NORDESTE: Quando fica pronto?
Naná
: Não sei, deixa passar o carnaval. Agora mesmo vou lá para o Bode, ao encontro do Pina, da Maestrina. Você vê, quando eu comecei isso, há anos atrás, mulher não podia tocar coisas do maracatu. Isso tudo foi desmistificado, foram quebradas essas barreiras. E hoje o maracatu tem uma maestrina que conduz tudo. Isso é muito bom. Tem muita gente que está chegando de fora e ficam morando nos locais carentes de onde vem os maracatus, para aprender. Mas não se surpreenda de chegar o maracatu africano aqui, eu vim aqui para aprender como fazer… o maracatu porto rico…

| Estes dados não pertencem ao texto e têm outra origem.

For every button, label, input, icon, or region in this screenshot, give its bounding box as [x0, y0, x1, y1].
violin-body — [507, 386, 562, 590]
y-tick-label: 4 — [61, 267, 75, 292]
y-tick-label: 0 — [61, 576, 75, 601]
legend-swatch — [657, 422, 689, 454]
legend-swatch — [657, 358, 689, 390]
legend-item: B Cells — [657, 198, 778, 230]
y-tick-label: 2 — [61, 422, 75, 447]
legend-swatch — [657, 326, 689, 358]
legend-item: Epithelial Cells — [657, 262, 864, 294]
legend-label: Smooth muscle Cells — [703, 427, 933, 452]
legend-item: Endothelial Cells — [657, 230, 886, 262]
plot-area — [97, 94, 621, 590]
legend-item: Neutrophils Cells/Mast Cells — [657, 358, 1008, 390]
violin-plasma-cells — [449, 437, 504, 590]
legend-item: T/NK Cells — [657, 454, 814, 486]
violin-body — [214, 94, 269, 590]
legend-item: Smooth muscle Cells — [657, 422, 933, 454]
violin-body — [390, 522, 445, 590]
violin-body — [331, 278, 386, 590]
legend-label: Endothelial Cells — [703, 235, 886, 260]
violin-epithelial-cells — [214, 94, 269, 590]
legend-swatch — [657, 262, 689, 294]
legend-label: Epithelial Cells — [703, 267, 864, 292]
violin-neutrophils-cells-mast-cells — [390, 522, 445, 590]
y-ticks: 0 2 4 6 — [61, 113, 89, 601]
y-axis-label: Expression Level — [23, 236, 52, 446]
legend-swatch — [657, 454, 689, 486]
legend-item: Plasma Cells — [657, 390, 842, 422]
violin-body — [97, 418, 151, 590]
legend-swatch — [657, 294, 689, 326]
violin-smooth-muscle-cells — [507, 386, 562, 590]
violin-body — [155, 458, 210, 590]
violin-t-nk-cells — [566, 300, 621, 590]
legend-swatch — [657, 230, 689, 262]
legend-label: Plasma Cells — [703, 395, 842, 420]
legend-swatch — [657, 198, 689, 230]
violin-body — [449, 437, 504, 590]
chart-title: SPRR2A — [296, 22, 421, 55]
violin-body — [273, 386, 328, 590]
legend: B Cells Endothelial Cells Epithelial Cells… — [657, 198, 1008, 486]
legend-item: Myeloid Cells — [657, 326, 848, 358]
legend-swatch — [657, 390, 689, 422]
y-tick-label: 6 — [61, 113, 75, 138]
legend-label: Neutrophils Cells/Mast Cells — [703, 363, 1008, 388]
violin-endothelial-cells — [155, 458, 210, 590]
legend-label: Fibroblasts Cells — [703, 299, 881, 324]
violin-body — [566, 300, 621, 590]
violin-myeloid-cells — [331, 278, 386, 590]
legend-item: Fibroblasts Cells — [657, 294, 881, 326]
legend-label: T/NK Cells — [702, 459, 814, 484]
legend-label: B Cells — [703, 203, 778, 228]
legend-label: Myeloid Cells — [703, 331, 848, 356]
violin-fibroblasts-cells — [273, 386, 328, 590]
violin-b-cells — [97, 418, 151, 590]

NORDESTE: Como você está enfrentando a doença
Naná
: Na minha cabeça eu estou bom. Fui fazer a tomografia. Eu estou bom. Desde o início quando apareceu eu perguntei ao médico: é sério? Ele disse que é sério. Então está sério, vamos lá. Se eu tiver que ir vou, é para o bem. Se eu tiver que ficar, fico, é para o bem. Porque faço tudo de corpo e alma. Não esqueça: Amém e Ámem.